Ajarkan Toleransi pada Anak Lewat Buku Cerita

Jakarta, CNN Indonesia -- Toleransi akhir-akhir jadi topik yang hangat dibicarakan. Topik ini sebetulnya relevan bagi semua kalangan, tapi nampaknya hanya sebatas pembicaraan orang dewasa. Padahal, anak-anak perlu dilatih untuk menerima dan menghargai perbedaan di sekitarnya, apalagi Indonesia merupakan negara yang majemuk.

Berawal dari cerita seorang teman, penulis Sekar Sosronegoro pun menyayangkan jika seorang anak tak bisa menjadi dirinya sendiri hanya karena takut dicap berbeda sehingga ia tak punya teman.

"Waktu itu sekitar 2009 saya punya teman, dia cerita dia punya anak. Anak ini takut melakukan hal A dan A karena takut dibilang berbeda sama temannya," cerita Sekar di sela peluncuran buku "Kitu, Kucing Kecil Bersuara Ganjil" di kawasan Jakarta Selatan, Kamis (20/7).

"Sayang banget kalau anak tidak bisa jadi dirinya sendiri hanya karena dia takut tidak punya teman."

Hal inilah yang menggelitik hati Sekar Sosronegoro untuk menulis sebuah buku dengan tema toleransi. Menurutnya anak lahir tanpa prasangka. Namun seiring berjalannya waktu nanti dia akan bersosialisasi kemudian menemukan hal-hal atau masalah yang berkaitan dengan toleransi.

"Saya pikir pendidikan toleransi harus dimulai sedini mungkin," tambahnya.

Diskusi tentang toleransi pada anak.

Diskusi tentang toleransi pada anak. (Foto: CNN Indonesia/Elise Dwi Ratnasari)

Bicara soal toleransi dan perbedaan, pekerja seni yang juga turut hadir dalam peluncuran buku seperti sutradara Nia Dinata berbagi sedikit cerita.

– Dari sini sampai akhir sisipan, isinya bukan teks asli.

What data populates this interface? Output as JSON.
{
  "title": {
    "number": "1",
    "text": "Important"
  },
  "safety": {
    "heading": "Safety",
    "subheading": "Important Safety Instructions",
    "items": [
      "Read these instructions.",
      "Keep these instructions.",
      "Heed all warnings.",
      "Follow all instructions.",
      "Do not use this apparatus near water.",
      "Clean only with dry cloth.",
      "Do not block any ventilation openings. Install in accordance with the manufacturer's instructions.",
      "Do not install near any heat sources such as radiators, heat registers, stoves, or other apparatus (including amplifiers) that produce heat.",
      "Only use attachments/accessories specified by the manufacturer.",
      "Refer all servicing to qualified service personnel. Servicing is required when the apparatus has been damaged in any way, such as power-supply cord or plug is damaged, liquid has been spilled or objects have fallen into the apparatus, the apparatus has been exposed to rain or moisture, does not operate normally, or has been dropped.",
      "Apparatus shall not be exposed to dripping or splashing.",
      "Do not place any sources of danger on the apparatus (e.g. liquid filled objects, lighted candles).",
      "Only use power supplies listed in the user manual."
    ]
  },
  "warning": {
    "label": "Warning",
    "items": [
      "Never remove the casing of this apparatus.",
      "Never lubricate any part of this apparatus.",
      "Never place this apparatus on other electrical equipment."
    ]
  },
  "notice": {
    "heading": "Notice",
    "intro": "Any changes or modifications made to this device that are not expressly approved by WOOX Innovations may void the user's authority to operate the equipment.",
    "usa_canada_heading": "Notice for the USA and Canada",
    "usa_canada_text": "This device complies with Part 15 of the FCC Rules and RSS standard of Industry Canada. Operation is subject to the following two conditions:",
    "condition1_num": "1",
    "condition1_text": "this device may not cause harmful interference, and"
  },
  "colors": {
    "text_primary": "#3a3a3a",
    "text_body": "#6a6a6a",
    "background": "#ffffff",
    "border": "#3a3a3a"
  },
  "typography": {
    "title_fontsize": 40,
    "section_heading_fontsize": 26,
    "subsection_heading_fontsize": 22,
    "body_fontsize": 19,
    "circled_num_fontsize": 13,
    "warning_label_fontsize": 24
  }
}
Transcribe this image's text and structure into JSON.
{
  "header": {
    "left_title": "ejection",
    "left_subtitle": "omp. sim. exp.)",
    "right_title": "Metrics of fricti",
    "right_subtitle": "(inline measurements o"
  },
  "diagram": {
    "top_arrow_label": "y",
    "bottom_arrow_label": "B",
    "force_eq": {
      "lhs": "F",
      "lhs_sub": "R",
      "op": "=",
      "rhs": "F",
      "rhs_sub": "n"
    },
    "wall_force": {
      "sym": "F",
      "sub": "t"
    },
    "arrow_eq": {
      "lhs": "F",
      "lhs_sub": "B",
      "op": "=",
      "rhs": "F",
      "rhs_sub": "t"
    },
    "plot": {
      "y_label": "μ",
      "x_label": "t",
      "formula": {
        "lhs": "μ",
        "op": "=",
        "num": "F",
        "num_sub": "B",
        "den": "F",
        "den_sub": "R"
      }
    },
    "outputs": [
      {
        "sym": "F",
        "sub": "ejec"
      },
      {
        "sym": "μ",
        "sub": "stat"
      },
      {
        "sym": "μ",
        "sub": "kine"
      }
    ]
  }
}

Sejalan dengan Sekar, Nia pun merasa penanaman toleransi memang penting dimulai sejak dini. Jika Dira berkarya dan mengungkapkan buah pikirannya dengan lagu, maka Nia melukiskannya dengan film. Menurut Nia, apresiasi masyarakat terhadap film seakan makin bergeser. Pertanyaan seputar hal-hal yang menurut mereka berbeda semakin tajam.

"Ada yang tanya, karakternya agamanya apa. Kalau dulu arahnya lebih ke teknis dan sebagainya, lalu makin ke sini pertanyaannya makin kuat. (Saya merasa) ada penilaian orang agak bergeser," ujarnya.

Selain Nia, praktisi pendidikan, Najelaa Shihab pun angkat bicara. Buku akan menjadi salah satu alat bagi orang tua dalam rangka memperkenalkan dan mengajarkan toleransi pada anak. Namun jika lingkungan di sekitar anak sudah sedemikian homogen, maka kewajiban orang tua untuk menghadirkan sesuatu yang heterogen bagi anak. Hal ini akan membuat anak terbiasa dengan hal yang berbeda di sekitarnya.

"Anak kecil itu observer yang baik, hanya saja mereka itu very bad interpreter. Nah orang tua di sini membantu anak menerjemahkan atau interpretasi yang memang menghargai. Jangan mengajarkan anak buat takut," ucapnya.

Sekar mengatakan, buku Kitu ini dapat dibaca anak-anak dari berbagai usia. Anak usia 0-6 tahun dapat dibacakan oleh orang tua kemudian dari sini akan muncul obrolan seputar perbedaan yang mungkin selama ini jarang diangkat sebagai bahan pembicaraan.

"Buku ini akan extra useful buat anak-anak yang akan memasuki dunia baru misalnya mau masuk TK atau SD, karena di situ anak akan bertemu banyak teman dari berbagai latar belakang. Mudah mudahan buku ini bisa jadi bekal untuk mereka, agar mereka tidak judgemental sama orang yang berbeda," jelas Sekar.

Setelah buku Kitu, lanjutnya, ia berkata akan ada buku berikutnya dalam seri buku toleransi.Ia menyadari bahwa sebelum toleransi, maka perlu untuk menerima perbedaan. Rencananya, buku-buku berikutnya masih merupakan elemen toleransi, misalnya prasangka. Sekar mengatakan sudah menyiapkan tiga cerita.

Ia berharap, bukunya dapat diterima publik, khususnya anak-anak Indonesia.

"Saya ingin anak indonesia itu merasa dicintai tanpa perlu menjadi orang lain," tutupnya.